Risotto is a really satisfying dish when it comes together. It’s not difficult, but it takes time, and there are a few techniques that you can use to ensure that it’s flavorful.
When I first started making risotto, I would start it as if I were making steamed white rice. I’d add chicken stock and water throughout the cooking process, along with wine, garlic, salt, pepper, lemon juice, etc. It seemed like I was trying to throw all of these flavors at it, but when I tasted it, it seemed as if the flavor was going into a watery black hole. It tasted watery, and the rice hadn’t melded with the other ingredients – it was bland. I’d then try to counteract the blandness, and lack of cohesion, by adding more salt, more this, more that, and it wouldn’t work.
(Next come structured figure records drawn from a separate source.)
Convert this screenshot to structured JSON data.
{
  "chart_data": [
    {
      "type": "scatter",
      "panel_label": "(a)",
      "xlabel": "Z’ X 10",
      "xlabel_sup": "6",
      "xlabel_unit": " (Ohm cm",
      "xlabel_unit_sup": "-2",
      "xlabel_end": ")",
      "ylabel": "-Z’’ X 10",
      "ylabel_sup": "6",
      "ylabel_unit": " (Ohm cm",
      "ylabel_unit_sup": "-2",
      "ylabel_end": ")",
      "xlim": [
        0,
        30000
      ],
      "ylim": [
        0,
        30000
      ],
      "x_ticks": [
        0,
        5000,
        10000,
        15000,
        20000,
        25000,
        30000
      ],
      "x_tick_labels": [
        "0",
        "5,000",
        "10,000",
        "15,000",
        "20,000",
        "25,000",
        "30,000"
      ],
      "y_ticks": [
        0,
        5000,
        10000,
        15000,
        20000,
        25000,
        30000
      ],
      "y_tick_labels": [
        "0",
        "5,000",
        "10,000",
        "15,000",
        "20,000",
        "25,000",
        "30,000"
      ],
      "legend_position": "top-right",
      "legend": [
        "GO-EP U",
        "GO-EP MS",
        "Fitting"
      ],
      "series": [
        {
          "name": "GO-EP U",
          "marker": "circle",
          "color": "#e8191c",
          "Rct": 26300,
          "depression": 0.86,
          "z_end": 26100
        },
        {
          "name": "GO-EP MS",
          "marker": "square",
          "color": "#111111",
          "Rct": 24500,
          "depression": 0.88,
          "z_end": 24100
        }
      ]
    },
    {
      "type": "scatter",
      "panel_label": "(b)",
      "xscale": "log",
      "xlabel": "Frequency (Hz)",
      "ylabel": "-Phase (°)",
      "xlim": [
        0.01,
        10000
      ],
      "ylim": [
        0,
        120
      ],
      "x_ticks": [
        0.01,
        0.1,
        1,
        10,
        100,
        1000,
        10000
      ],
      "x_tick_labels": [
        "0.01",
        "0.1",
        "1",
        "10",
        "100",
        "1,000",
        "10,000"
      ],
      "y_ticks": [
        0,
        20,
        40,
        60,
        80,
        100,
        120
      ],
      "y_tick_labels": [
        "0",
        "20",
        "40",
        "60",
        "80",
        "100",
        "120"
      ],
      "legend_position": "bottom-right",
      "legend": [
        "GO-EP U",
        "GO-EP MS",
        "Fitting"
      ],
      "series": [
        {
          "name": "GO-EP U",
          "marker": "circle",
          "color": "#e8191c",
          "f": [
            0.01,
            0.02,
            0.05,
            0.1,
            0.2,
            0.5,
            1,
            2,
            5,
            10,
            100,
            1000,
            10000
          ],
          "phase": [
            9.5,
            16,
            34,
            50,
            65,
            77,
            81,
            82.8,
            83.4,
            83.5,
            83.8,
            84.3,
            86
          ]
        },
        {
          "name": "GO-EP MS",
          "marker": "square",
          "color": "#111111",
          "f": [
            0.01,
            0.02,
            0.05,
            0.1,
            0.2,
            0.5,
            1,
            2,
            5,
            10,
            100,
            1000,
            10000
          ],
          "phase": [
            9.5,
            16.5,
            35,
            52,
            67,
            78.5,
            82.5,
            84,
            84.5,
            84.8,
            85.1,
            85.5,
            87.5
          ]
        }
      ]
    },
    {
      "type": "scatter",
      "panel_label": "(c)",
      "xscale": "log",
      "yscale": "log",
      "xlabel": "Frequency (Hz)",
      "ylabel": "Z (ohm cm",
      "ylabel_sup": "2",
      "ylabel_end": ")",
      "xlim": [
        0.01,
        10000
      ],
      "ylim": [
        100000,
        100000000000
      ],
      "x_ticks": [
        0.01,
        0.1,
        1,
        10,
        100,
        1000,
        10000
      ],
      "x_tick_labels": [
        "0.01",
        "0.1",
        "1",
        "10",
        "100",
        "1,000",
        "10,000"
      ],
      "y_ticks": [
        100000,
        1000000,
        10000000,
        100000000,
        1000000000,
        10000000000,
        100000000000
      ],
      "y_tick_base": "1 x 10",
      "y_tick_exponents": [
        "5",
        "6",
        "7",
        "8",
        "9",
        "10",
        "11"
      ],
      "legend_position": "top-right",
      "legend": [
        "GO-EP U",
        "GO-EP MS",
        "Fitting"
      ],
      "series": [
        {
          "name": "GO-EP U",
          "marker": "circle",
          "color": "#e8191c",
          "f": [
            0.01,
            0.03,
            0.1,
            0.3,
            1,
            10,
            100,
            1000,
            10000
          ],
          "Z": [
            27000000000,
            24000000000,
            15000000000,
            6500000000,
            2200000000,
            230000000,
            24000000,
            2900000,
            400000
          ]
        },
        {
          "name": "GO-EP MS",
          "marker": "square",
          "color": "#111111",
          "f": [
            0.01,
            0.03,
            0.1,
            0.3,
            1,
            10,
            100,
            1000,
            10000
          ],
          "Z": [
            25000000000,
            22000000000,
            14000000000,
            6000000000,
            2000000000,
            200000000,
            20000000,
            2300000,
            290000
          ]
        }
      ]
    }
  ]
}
The first tip that I learned is to toast your rice at the outset. The first mistake that I made was not toasting the rice enough. I’d do it for a minute or two at the beginning of the cooking process, but more as a formality. When I started really toasting the rice, and taking it to just before the point of browning – to the point where you really smell a toasted, nuttiness – that was a breakthrough.
At that point, the rice really began to accept the flavors and ingredients, and the finished risotto was flavorful, and cohesive.
The second tip is to start with a really good chicken stock. If you’re going to take the time to make risotto, you might as well do it right at every stage, and just make your own chicken stock.
I also like to reduce the chicken stock a bit before starting the risotto. Taking the time to craft a really good, flavorful chicken stock makes a huge difference in your risotto.
It’s also a nice treat to reserve some of your chicken stock, and reduce it to a demi glace. You can then add this at the very end, to finish the dish, and it’s beautiful.
The third thing that I learned to do is to let the risotto rest for a bit at the end of the cooking process. Just remove it from the heat, cover it, and let it sit.
This takes a little planning, because the rice will continue to cook, and it’ll drink up a little more liquid during this step, but it’s worth it. Others might argue that this isn’t necessary, but I’ve found that it really helps the flavors, and the dish, come together.
I also learned that good risotto is about simplicity and good technique. If you find yourself in a position where you’re having to throw salt, and other flavors at the rice to try to get it to respond, you might try adjusting your technique like I did, and you might be happy with the results.
Rice (short grain like Arborio or any that you prefer)
Salt (to taste)
Pepper (to taste)
Start by making a chicken stock (with chicken bones, carrot, celery, onion, parsley, leek, garlic, salt, and pepper), unless you have some on hand, or plan on using packaged stock.
Next, add a cup of rice to a large sauce pot, and begin to toast the rice over high heat. There’s no need to brown the rice, just get it to a point where the rice begins to smell toasted and nutty.
At this point, add your leeks, onions, and garlic, along with a cup or so of white wine, and a bit of chicken stock. Season with a bit of salt and pepper (not too much at this point), and stir.
Add more chicken stock (and try to add a bit more wine throughout the cooking process) each time the liquid cooks out, and continue to stir. You can also periodically cover the sauce pan and let it cook a bit before stirring and adding more liquid.
This process takes a bit of time (30 minutes or so), and you’ll want to keep checking the firmness of the rice when it starts to get toward the end of the cooking process.